Le proviseur, Moussa Zouré, a évoqué des difficultés importantes. L’établissement manque cruellement de personnel enseignant et administratif. L’absence de partenariats en ressources humaines aggrave la situation. Ahado Mano, chef des ressources humaines et de la communication au Boulgou, a déclaré :
« L’insuffisance de ressources humaines est très criante dans la région du Nakambé. »
Il a notamment signalé l’absence d’un censeur.
Sur le plan des infrastructures, l’ouverture de la nouvelle série exige des constructions. Il faut bâtir trois salles de classe, un laboratoire spécialisé équipé, un atelier, un magasin et des blocs de latrines. Les participants ont aussi demandé la transformation du forage manuel en château d’eau. Cela faciliterait les travaux pratiques des apprenants.

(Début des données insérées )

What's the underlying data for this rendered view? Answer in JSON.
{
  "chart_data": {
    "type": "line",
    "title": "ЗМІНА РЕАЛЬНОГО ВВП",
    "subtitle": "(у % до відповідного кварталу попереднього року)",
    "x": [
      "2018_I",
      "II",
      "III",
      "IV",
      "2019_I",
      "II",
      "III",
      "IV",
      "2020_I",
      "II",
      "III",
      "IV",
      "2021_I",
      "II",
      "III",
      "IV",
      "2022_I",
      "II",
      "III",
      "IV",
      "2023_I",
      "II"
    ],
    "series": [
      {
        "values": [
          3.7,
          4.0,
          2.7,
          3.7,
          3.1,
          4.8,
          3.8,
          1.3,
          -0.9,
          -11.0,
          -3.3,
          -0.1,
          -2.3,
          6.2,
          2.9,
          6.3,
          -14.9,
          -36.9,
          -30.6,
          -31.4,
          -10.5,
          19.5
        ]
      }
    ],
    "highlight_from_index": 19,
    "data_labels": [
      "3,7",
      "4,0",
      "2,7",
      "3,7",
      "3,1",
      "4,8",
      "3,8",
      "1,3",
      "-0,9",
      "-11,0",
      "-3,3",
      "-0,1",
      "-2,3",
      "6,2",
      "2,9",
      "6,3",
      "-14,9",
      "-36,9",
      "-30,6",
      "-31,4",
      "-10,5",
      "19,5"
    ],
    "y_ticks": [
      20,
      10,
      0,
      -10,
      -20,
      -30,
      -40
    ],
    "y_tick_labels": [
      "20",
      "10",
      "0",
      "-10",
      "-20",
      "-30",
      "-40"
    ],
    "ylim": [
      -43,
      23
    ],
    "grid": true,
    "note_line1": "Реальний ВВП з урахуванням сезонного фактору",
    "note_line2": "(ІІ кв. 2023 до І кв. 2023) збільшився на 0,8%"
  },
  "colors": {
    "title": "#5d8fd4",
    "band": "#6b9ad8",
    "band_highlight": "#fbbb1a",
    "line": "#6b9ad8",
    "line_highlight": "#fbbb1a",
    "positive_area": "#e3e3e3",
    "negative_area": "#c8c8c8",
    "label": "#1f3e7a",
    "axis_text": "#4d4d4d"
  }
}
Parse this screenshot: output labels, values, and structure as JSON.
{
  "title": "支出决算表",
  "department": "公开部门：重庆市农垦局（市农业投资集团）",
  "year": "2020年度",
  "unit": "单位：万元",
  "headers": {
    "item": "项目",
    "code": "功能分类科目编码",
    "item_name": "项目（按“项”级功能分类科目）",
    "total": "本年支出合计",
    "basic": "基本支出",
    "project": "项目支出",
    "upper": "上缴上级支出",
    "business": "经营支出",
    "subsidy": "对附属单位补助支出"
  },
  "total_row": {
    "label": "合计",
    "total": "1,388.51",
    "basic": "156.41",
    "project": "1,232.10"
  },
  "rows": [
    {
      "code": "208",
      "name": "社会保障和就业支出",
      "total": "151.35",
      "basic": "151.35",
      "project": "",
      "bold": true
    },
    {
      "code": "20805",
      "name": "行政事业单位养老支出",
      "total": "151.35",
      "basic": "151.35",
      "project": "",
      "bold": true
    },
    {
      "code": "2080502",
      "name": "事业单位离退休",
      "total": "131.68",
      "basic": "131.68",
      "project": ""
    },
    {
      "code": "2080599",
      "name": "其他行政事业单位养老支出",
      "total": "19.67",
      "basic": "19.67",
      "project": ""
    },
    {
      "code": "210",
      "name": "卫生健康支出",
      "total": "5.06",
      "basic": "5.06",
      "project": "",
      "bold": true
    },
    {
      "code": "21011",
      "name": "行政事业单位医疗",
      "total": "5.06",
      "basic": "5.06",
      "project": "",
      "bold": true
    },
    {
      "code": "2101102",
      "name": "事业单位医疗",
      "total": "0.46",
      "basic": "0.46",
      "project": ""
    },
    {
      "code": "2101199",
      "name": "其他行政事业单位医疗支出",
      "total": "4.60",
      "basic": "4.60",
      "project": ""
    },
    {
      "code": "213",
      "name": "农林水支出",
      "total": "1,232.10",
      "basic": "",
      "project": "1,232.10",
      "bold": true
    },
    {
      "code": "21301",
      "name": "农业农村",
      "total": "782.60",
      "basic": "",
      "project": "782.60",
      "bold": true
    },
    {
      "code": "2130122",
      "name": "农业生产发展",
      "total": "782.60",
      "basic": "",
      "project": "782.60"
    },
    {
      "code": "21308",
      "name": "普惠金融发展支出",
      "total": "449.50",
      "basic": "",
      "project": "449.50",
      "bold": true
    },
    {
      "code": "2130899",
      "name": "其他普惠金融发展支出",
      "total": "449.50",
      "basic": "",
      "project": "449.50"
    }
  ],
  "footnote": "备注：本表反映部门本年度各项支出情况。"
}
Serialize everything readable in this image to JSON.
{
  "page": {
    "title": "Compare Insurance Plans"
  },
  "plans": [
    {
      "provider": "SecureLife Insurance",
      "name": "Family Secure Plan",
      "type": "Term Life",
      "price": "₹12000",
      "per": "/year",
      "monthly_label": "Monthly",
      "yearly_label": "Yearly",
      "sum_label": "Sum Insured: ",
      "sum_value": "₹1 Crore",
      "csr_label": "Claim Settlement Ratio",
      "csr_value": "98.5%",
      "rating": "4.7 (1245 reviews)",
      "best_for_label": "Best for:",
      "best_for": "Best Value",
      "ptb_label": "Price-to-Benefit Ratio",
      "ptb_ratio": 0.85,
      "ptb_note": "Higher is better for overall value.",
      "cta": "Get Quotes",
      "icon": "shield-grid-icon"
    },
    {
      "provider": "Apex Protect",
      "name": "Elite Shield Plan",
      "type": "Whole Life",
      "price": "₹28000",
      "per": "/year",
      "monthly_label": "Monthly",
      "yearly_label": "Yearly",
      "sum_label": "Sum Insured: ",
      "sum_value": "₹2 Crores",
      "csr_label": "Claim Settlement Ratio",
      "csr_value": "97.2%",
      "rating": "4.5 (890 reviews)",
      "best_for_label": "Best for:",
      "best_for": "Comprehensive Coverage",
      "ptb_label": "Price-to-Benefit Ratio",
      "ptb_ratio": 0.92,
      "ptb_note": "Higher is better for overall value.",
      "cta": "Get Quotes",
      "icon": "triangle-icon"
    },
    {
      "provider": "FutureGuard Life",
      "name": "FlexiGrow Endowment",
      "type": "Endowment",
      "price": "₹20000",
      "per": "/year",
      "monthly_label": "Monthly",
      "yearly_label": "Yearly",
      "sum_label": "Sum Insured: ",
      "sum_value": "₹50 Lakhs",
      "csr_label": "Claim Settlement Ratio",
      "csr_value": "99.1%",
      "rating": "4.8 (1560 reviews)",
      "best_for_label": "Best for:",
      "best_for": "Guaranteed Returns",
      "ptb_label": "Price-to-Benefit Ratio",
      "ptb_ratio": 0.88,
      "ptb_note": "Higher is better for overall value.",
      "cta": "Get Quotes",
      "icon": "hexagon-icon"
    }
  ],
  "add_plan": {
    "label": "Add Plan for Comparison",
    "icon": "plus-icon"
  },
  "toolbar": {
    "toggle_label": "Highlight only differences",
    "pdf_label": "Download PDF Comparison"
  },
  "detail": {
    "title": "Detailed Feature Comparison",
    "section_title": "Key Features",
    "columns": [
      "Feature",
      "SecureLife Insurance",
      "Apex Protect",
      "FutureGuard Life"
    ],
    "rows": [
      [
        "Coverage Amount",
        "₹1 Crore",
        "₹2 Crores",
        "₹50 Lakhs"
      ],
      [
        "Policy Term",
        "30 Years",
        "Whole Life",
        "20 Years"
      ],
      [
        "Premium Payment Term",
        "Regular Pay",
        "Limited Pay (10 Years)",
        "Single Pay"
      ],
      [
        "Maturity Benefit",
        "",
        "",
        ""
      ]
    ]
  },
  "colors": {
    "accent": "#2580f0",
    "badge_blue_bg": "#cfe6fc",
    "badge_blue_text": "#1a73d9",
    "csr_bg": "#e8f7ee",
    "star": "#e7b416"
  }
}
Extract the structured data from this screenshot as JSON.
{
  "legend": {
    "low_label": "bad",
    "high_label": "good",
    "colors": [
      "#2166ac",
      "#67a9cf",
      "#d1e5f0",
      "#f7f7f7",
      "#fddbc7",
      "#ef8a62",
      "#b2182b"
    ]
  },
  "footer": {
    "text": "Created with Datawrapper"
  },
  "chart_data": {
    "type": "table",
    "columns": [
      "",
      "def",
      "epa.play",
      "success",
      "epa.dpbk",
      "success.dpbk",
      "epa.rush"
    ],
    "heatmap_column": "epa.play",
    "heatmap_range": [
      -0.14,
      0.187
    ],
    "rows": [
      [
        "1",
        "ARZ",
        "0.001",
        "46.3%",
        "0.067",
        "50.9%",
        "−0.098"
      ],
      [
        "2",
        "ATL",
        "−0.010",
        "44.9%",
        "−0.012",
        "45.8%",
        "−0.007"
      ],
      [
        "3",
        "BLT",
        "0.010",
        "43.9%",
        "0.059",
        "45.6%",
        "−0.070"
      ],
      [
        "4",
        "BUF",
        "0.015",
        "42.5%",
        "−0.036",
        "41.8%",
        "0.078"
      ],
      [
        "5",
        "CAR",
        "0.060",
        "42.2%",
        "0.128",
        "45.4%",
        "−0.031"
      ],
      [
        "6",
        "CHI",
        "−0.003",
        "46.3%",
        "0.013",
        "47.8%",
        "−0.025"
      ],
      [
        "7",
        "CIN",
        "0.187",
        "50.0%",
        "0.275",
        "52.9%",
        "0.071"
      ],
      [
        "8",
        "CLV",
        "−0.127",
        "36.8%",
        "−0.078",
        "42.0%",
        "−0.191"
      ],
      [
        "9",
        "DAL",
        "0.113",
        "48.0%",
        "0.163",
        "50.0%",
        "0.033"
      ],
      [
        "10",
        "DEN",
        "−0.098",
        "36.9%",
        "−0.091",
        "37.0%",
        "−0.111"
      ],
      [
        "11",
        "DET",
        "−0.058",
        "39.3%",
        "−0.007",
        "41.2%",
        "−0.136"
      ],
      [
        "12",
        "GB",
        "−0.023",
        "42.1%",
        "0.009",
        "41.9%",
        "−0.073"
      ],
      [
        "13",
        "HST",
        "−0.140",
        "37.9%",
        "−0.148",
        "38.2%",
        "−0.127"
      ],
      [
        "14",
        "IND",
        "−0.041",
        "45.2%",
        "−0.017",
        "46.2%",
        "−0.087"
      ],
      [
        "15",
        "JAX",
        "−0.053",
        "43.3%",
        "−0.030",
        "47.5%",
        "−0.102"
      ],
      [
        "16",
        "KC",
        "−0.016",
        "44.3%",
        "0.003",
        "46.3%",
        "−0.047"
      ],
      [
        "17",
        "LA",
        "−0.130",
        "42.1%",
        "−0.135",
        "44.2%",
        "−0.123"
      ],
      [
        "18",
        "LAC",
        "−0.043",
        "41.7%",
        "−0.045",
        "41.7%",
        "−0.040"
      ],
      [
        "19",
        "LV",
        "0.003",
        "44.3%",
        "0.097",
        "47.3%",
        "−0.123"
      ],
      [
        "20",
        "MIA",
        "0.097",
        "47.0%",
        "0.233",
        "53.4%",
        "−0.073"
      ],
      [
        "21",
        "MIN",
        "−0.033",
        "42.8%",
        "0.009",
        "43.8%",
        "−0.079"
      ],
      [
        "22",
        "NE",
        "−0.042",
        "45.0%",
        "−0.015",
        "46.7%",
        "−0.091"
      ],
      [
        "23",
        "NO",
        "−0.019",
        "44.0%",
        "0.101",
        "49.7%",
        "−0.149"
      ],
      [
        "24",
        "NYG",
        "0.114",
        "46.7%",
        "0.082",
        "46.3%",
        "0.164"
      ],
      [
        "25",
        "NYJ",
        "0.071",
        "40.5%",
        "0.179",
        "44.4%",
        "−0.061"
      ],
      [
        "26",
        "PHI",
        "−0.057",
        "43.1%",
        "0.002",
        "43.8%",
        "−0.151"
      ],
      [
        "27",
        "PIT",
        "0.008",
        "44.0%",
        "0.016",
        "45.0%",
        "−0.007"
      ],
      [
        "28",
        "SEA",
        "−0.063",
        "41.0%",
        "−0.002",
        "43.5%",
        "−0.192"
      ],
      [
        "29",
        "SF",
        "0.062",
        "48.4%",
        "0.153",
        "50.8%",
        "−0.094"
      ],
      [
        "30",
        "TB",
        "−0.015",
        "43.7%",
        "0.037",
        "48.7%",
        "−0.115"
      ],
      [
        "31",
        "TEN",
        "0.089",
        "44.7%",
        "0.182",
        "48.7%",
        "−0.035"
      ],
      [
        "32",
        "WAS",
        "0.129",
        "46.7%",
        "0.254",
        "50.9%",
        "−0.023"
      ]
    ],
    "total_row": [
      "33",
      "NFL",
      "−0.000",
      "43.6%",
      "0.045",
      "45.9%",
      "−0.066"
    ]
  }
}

Dramane Compaoré a salué la présence de la délégation provinciale, des représentants des enseignants, du conseil d’école et de la COPEL. Il a lancé un appel aux autorités pour résoudre rapidement les déficits en personnel et en infrastructures. Il a estimé que ces conditions sont nécessaires à la réussite du projet.
Les travaux se sont achevés dans une atmosphère conviviale. Ils portent des espoirs pour l’avenir de la jeunesse de Niaogho.